I commented that line 16 in audit.rules, and it moved the error to line 17, so 
I commented that one too.

Step & repeat until there is only one active line in the file, line 15.
--------------
# This file contains the auditctl rules that are loaded
# whenever the audit daemon is started via the initscripts.
# The rules are simply the parameters that would be passed
# to auditctl.

# First rule - delete all
-D

# Increase the buffers to survive stress events.
# Make this bigger for busy systems
-b 320

# Feel free to add below this line. See auditctl man page

-a exit,always -S chroot
#-a exit,always -S chdir -F obj_type=dhclient_t
#-a exit,always -S chdir -F obj_type=sendmail_t
#-a exit,always -S chdir -F obj_type=mcstransd_t
#-a exit,always -S chdir -F obj_type=sshd_t
#-a exit,always -S chdir -F obj_type=ntpd_t
#-a exit,always -S chdir -F obj_type=samba_t
#-a exit,always -S chdir -F obj_type=named_t
#-a exit,always -S chdir -F obj_type=klogd_t
#-a exit,always -S chdir -F obj_type=crond_t
#-a exit,always -S chdir -F obj_type=httpd_t
#-a exit,always -S chdir -F obj_type=auditd_t
#-a exit,always -S chdir -F obj_type=portmap_t
#-a exit,always -S chdir -F obj_type=syslogd_t
-----------
Now it seems to me that those rules were there for a reason, and to have to 
comment all but the first one out to get rid of the error:
---------
[root@coyote audit]# service auditd restart
Stopping auditd:                                           [  OK  ]
Starting auditd:                                           [  OK  ]
Error sending add rule data request (Unknown error 524)
There was an error in line 27 of /etc/audit/audit.rules
[root@coyote audit]# vim audit.rules
[root@coyote audit]# service auditd restart
Stopping auditd:                                           [  OK  ]
Starting auditd:                                           [  OK  ]
----------
isn't the real problem, so what do the experts here think?
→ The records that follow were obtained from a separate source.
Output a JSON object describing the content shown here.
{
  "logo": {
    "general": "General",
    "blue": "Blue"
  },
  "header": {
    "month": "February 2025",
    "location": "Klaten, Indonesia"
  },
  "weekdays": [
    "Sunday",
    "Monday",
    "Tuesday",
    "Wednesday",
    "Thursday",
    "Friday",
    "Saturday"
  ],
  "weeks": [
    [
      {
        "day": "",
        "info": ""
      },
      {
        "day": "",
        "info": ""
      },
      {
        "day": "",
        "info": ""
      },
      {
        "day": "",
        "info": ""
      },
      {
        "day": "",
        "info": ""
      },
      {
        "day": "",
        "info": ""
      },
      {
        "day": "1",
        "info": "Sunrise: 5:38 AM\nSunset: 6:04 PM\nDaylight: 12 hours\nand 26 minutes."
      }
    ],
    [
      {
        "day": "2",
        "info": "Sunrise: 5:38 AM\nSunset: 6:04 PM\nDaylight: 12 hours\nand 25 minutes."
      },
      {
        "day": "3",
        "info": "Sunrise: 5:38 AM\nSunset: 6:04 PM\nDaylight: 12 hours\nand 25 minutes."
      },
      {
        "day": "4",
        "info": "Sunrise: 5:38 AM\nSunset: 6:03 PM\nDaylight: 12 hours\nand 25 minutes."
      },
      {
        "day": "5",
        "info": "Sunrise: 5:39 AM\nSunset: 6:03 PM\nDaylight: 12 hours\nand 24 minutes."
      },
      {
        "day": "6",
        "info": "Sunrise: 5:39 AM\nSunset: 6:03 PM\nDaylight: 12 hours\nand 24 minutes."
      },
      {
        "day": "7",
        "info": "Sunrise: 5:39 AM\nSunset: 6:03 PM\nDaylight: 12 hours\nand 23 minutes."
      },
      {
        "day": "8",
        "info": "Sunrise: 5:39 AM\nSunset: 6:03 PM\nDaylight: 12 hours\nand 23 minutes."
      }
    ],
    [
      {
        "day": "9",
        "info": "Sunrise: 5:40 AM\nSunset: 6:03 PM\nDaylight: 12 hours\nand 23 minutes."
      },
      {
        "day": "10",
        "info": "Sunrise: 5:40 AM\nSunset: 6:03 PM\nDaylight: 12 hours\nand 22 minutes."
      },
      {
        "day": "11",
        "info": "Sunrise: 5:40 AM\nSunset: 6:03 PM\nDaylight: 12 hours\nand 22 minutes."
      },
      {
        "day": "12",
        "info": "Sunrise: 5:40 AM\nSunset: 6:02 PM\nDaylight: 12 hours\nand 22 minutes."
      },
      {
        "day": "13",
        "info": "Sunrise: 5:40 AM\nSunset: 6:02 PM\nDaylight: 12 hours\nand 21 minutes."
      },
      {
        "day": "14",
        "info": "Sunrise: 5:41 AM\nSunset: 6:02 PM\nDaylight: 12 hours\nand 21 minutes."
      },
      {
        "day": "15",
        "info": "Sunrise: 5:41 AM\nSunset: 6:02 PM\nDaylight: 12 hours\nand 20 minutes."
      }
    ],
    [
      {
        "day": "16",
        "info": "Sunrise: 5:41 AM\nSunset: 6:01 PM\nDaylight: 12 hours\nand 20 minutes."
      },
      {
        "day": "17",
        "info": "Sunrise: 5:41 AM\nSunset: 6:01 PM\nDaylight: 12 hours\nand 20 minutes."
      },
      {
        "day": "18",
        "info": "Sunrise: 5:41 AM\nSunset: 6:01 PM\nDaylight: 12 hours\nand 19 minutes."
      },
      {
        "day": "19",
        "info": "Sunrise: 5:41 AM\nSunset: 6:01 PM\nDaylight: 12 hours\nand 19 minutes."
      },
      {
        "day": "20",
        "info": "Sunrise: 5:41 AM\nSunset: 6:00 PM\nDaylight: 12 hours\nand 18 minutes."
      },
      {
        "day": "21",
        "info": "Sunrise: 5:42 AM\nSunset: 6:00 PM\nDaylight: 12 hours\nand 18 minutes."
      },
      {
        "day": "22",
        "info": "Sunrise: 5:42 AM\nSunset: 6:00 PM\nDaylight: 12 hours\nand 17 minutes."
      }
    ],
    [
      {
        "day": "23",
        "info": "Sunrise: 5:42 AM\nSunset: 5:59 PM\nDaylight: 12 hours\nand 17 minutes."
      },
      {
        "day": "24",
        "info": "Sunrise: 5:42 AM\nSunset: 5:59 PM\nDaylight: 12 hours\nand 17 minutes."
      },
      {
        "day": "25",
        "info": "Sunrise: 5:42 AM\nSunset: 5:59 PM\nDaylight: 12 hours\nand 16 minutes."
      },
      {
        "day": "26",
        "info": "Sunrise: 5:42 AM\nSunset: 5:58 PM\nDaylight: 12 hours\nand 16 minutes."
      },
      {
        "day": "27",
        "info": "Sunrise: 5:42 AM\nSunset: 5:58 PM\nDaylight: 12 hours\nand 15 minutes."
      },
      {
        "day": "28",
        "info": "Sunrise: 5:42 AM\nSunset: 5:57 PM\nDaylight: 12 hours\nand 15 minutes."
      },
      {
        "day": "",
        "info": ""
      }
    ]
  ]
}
SELinux is running in permissive mode, and seems to be logging res=success for 
everything so far, so it may be possible to set it to targeted.  I figured if 
I tried it on a known, fully working system, that would be a hell of a lot 
more accurate test than trying to make it work on a fresh install, which 
forced me to disable it months ago.

Would it have logged res=denied for anything if set to permissive?

-- 
Cheers, Gene
"There are four boxes to be used in defense of liberty:
 soap, ballot, jury, and ammo. Please use in that order."
-Ed Howdershelt (Author)
A Vulcan can no sooner be disloyal than he can exist without breathing.